11 Top Footballers Who Once Went on Strike
- Think Football Ideas

- 12 hours ago
- 6 min read

11 moments where confrontation replaced compromise, and absence spoke louder than any public statement.
Football has always claimed to be a collective pursuit. Eleven moving as one. A club before the individual. A badge heavy with obligation. That idea still sells shirts and fills stands, even as the modern game stretches further away from its roots with every broadcast deal and ownership model.
Against that backdrop, refusal remains the unforgivable act. Miss chances and forgiveness follow. Argue with a referee, and memory fades. Drift through matches, and excuses emerge.
Step away entirely, however, and the response hardens. A player who refuses selection, declines training, or withdraws effort crosses a line that supporters, executives, and teammates rarely redraw.
And yet, history keeps repeating itself. Ambition grows louder than loyalty, with power tilting toward the individual. Silence becomes a weapon. Boots come off. Pressure builds. Sometimes it works. Often it scars. It always reveals something uncomfortable about football’s balance of power.
11 Top Footballers Who Once Went on Strike
1. Alexander Isak
Newcastle United → Liverpool
At Newcastle, Alexander Isak felt like a future unfolding in real time. Movement smooth, finishing clinical, presence growing with each month. Then patience ran out, and availability shifted.
Engagement cooled. The message, though never declared, became obvious enough to ignite fury among supporters who had invested belief as much as money. Newcastle United’s hierarchy resisted until resistance became expensive.
Liverpool arrived in the summer of 2025 with scale and certainty, bending the situation through sheer financial gravity. The deal landed. The spotlight widened.
The timing betrayed him. Injury intervened, rhythm vanished, and the narrative stalled. The strike succeeded structurally. The footballing verdict remains suspended.
2. Diego Costa
Chelsea → Atlético Madrid
Diego Costa operated on confrontation, and it seemed harmony never interested him. When communication with Antonio Conte collapsed back in June 2017, the fallout came without theatre.
A text message severed the relationship. Costa responded by removing himself entirely, returning to Brazil, while reigning champions at the time, Chelsea, resumed the next campaign without him.
Time dragged. January offered escape. Atletico Madrid restored familiarity, intensity, and purpose. Goals followed. Titles returned. This was defiance without regret, resolved without apology. As for Conte, he was eventually sacked after missing out on Champions League qualification.
3. Clint Dempsey
Fulham → Tottenham Hotspur
Clint Dempsey sought elevation, and Fulham offered continuity. A refusal early in the season exposed the standoff. Public statements framed resolve, though leverage proved thinner than expected.
After the Whites initially declined an offer from Liverpool, the Reds never committed to Dempsey, who scored 50 goals in 184 league appearances at Craven Cottage, and Tottenham Hotspur stepped in instead.
North London delivered a brief chapter rather than a transformation. One season passed, then departure followed. The protest altered direction, not destination.
4. Pierre van Hooijdonk
Nottingham Forest → Vitesse
Promotion bred expectation, and expectation bred dissatisfaction. Van Hooijdonk returned from international duty convinced his environment no longer matched his stature.
A move failed to materialise, and withdrawal followed. Training took place elsewhere, and separation ensued, replacing dialogue. The eventual exit arrived after relegation. His career recovered elsewhere, though his reputation absorbed lasting damage.
5. Cristiano Ronaldo
Al-Nassr → uncertainty
Even at this stage, Cristiano Ronaldo still bends gravity. Not on the pitch as relentlessly as before, but within institutions, hierarchies, and power structures that reshape themselves around his presence.
At Al-Nassr, the project was supposed to orbit him. Instead, comparison crept in. Other clubs under the same ownership accelerated, recruited, and sharpened. His did not, well, according to the Portuguese.
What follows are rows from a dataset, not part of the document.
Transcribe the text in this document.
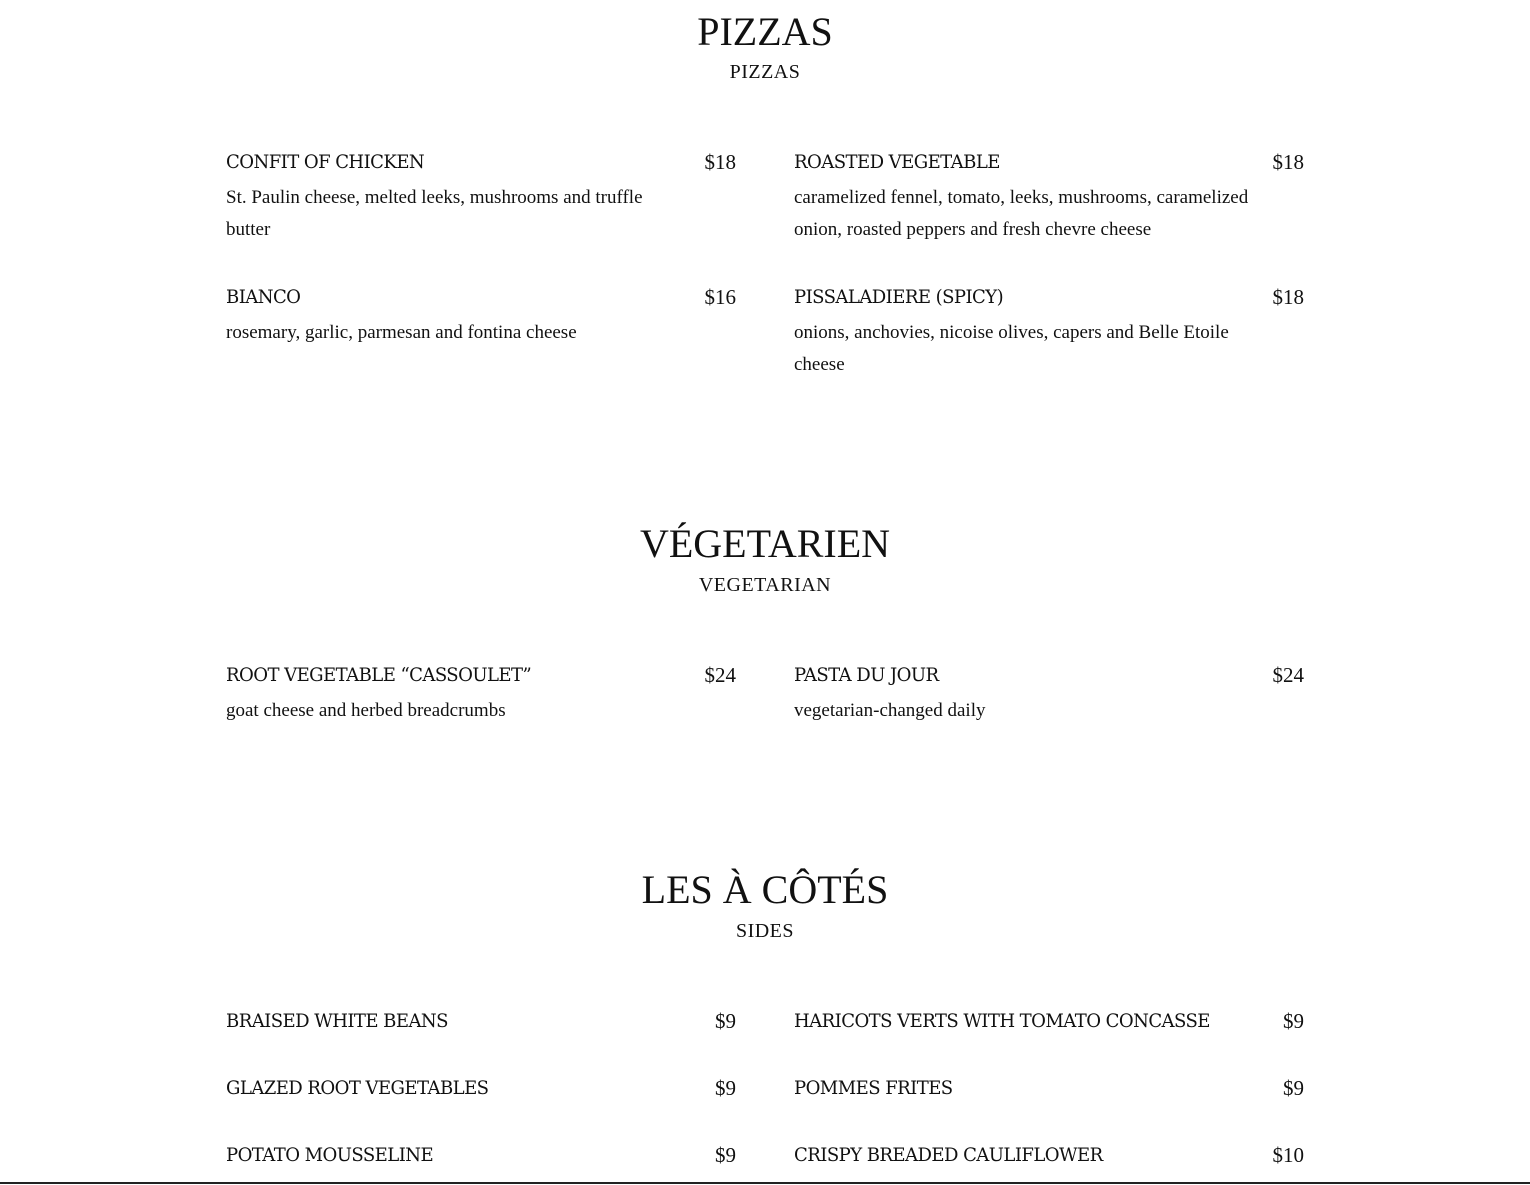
PIZZAS
PIZZAS
CONFIT OF CHICKEN	$18
St. Paulin cheese, melted leeks, mushrooms and truffle butter
ROASTED VEGETABLE	$18
caramelized fennel, tomato, leeks, mushrooms, caramelized onion, roasted peppers and fresh chevre cheese
BIANCO	$16
rosemary, garlic, parmesan and fontina cheese
PISSALADIERE (SPICY)	$18
onions, anchovies, nicoise olives, capers and Belle Etoile cheese
VÉGETARIEN
VEGETARIAN
ROOT VEGETABLE “CASSOULET”	$24
goat cheese and herbed breadcrumbs
PASTA DU JOUR	$24
vegetarian-changed daily
LES À CÔTÉS
SIDES
BRAISED WHITE BEANS	$9	HARICOTS VERTS WITH TOMATO CONCASSE	$9
GLAZED ROOT VEGETABLES	$9	POMMES FRITES	$9
POTATO MOUSSELINE	$9	CRISPY BREADED CAULIFLOWER	$10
Dissatisfaction followed, then estrangement came to the fore. Availability became conditional. Training turned political. Refusal carried weight because of who he is. A global figure declining participation sends tremors through dressing rooms and boardrooms alike. It reframes authority. It invites imitation.
Whether this ends in movement or reconciliation remains unclear. What is certain is that the act itself alters the landscape. When a player of this magnitude steps away, the gesture echoes far beyond one club, one league, or one season. His legacy survives, but control remains contested.
6. Matheus Nunes
Wolverhampton Wanderers → Manchester City
At Wolves, Matheus Nunes existed in flashes. Athletic promise surfaced, then receded, never quite settling into something defined. The talent was visible, though the purpose around it felt unresolved.
"I was disappointed with how it ended, it wasn't necessary the stance Matheus took, but we ended with a good resolution for everyone," said Wolves sporting director Matt Hobbs after Nunes decided to miss training sessions to force the move to the Etihad.
The exit fractured goodwill, yet Manchester City offered something Wolves never could: clarity. Pep Guardiola dismantled the uncertainty, repositioned him, and reduced his game to function before flair. Responsibility followed. Trust followed that, and some medals accumulated quickly.
7. George Best
Manchester United → departure
Best did not plan a rebellion. It arrived through erosion rather than design. Excess overtook structure, and absence replaced confrontation.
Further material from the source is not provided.